Kreitmeirs zentrales Projekt ist das Kinderdorf Little Smile Koslanda in den Bergen Sri Lankas, gebaut habe er es vor allem mit eigenen Mitteln, betont der zum Sozialarbeiter gewandelte Bayer. Nach und nach errichtete er weitere Häuser für benachteiligte Kinder, half Opfern der Tsunami-Katastrophe, erhielt im Jahr 2005 für sein Engagement die Auszeichnung "Bayer des Jahres".

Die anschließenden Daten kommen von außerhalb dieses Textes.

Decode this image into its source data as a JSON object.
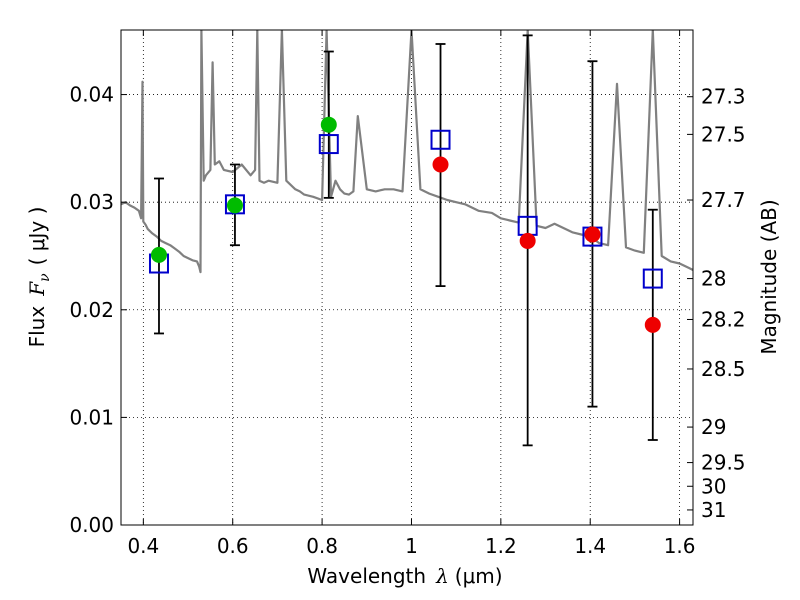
{
  "chart_data": {
    "type": "scatter",
    "xlabel": {
      "text": "Wavelength",
      "symbol": "λ",
      "unit": "(μm)"
    },
    "ylabel": {
      "text": "Flux",
      "symbol": "F",
      "subscript": "ν",
      "unit": "( μJy )"
    },
    "y2label": "Magnitude (AB)",
    "xlim": [
      0.35,
      1.63
    ],
    "ylim": [
      0.0,
      0.046
    ],
    "x_ticks": [
      0.4,
      0.6,
      0.8,
      1.0,
      1.2,
      1.4,
      1.6
    ],
    "x_tick_labels": [
      "0.4",
      "0.6",
      "0.8",
      "1",
      "1.2",
      "1.4",
      "1.6"
    ],
    "y_ticks": [
      0.0,
      0.01,
      0.02,
      0.03,
      0.04
    ],
    "y_tick_labels": [
      "0.00",
      "0.01",
      "0.02",
      "0.03",
      "0.04"
    ],
    "y2_ticks": [
      {
        "label": "27.3",
        "flux": 0.0398
      },
      {
        "label": "27.5",
        "flux": 0.0363
      },
      {
        "label": "27.7",
        "flux": 0.0302
      },
      {
        "label": "28",
        "flux": 0.0229
      },
      {
        "label": "28.2",
        "flux": 0.0191
      },
      {
        "label": "28.5",
        "flux": 0.0145
      },
      {
        "label": "29",
        "flux": 0.0091
      },
      {
        "label": "29.5",
        "flux": 0.0058
      },
      {
        "label": "30",
        "flux": 0.0036
      },
      {
        "label": "31",
        "flux": 0.0014
      }
    ],
    "grid": true,
    "colors": {
      "spectrum": "#808080",
      "model": "#0000cc",
      "green": "#00bb00",
      "red": "#ee0000",
      "errorbar": "#000000"
    },
    "series": [
      {
        "kind": "spectrum",
        "x": [
          0.35,
          0.36,
          0.37,
          0.38,
          0.39,
          0.395,
          0.398,
          0.4,
          0.405,
          0.41,
          0.42,
          0.43,
          0.44,
          0.45,
          0.46,
          0.47,
          0.48,
          0.49,
          0.5,
          0.51,
          0.52,
          0.525,
          0.528,
          0.53,
          0.535,
          0.54,
          0.55,
          0.555,
          0.56,
          0.57,
          0.58,
          0.6,
          0.62,
          0.64,
          0.65,
          0.655,
          0.66,
          0.67,
          0.68,
          0.7,
          0.71,
          0.72,
          0.74,
          0.75,
          0.76,
          0.78,
          0.8,
          0.81,
          0.82,
          0.83,
          0.84,
          0.85,
          0.86,
          0.87,
          0.88,
          0.9,
          0.92,
          0.94,
          0.96,
          0.98,
          1.0,
          1.02,
          1.04,
          1.06,
          1.08,
          1.1,
          1.12,
          1.15,
          1.18,
          1.2,
          1.22,
          1.24,
          1.26,
          1.28,
          1.3,
          1.32,
          1.34,
          1.36,
          1.38,
          1.4,
          1.42,
          1.44,
          1.46,
          1.48,
          1.5,
          1.52,
          1.54,
          1.56,
          1.58,
          1.6,
          1.62,
          1.63
        ],
        "y": [
          0.0298,
          0.03,
          0.0297,
          0.0295,
          0.0292,
          0.0285,
          0.0412,
          0.0282,
          0.0279,
          0.0275,
          0.0271,
          0.0268,
          0.0264,
          0.0262,
          0.026,
          0.0257,
          0.0254,
          0.025,
          0.0248,
          0.0246,
          0.0245,
          0.024,
          0.0235,
          0.046,
          0.032,
          0.0325,
          0.033,
          0.043,
          0.0335,
          0.0338,
          0.033,
          0.0328,
          0.0335,
          0.0325,
          0.033,
          0.046,
          0.032,
          0.0318,
          0.032,
          0.0318,
          0.046,
          0.032,
          0.0312,
          0.031,
          0.0307,
          0.0305,
          0.0302,
          0.046,
          0.0305,
          0.032,
          0.0312,
          0.0308,
          0.0307,
          0.031,
          0.038,
          0.0312,
          0.031,
          0.0312,
          0.0312,
          0.031,
          0.046,
          0.0312,
          0.0308,
          0.0305,
          0.0302,
          0.03,
          0.0298,
          0.0292,
          0.029,
          0.0285,
          0.0283,
          0.0281,
          0.046,
          0.0278,
          0.0276,
          0.028,
          0.0276,
          0.0272,
          0.027,
          0.0268,
          0.0262,
          0.026,
          0.041,
          0.0258,
          0.0255,
          0.0253,
          0.046,
          0.025,
          0.0245,
          0.0243,
          0.0239,
          0.0237
        ]
      },
      {
        "kind": "model",
        "marker": "square",
        "x": [
          0.435,
          0.605,
          0.815,
          1.065,
          1.26,
          1.405,
          1.54
        ],
        "y": [
          0.0243,
          0.0298,
          0.0354,
          0.0358,
          0.0278,
          0.0268,
          0.0229
        ]
      },
      {
        "kind": "observed-green",
        "marker": "circle",
        "x": [
          0.435,
          0.605,
          0.815
        ],
        "y": [
          0.0251,
          0.0297,
          0.0372
        ]
      },
      {
        "kind": "observed-red",
        "marker": "circle",
        "x": [
          1.065,
          1.26,
          1.405,
          1.54
        ],
        "y": [
          0.0335,
          0.0264,
          0.027,
          0.0186
        ]
      },
      {
        "kind": "errorbars",
        "x": [
          0.435,
          0.605,
          0.815,
          1.065,
          1.26,
          1.405,
          1.54
        ],
        "low": [
          0.0178,
          0.026,
          0.0304,
          0.0222,
          0.0074,
          0.011,
          0.0079
        ],
        "high": [
          0.0322,
          0.0335,
          0.044,
          0.0447,
          0.0455,
          0.0431,
          0.0293
        ]
      }
    ]
  }
}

Nun fühlt er sich allein gelassen - im Kampf gegen die Behörden. Denn sein Erfolg habe Begehrlichkeiten geweckt, die ihm nun zum Verhängnis werden könnten, sagt Kreitmeir. Ein Provinzminister verlangte von dem Deutschen im März etwa 230.000 Euro - aus heiterem Himmel, ganz nach einer "hier gängigen Mafiamethode", wie er es nennt. Kreitmeir lehnte es aber ab, das Geld zu zahlen.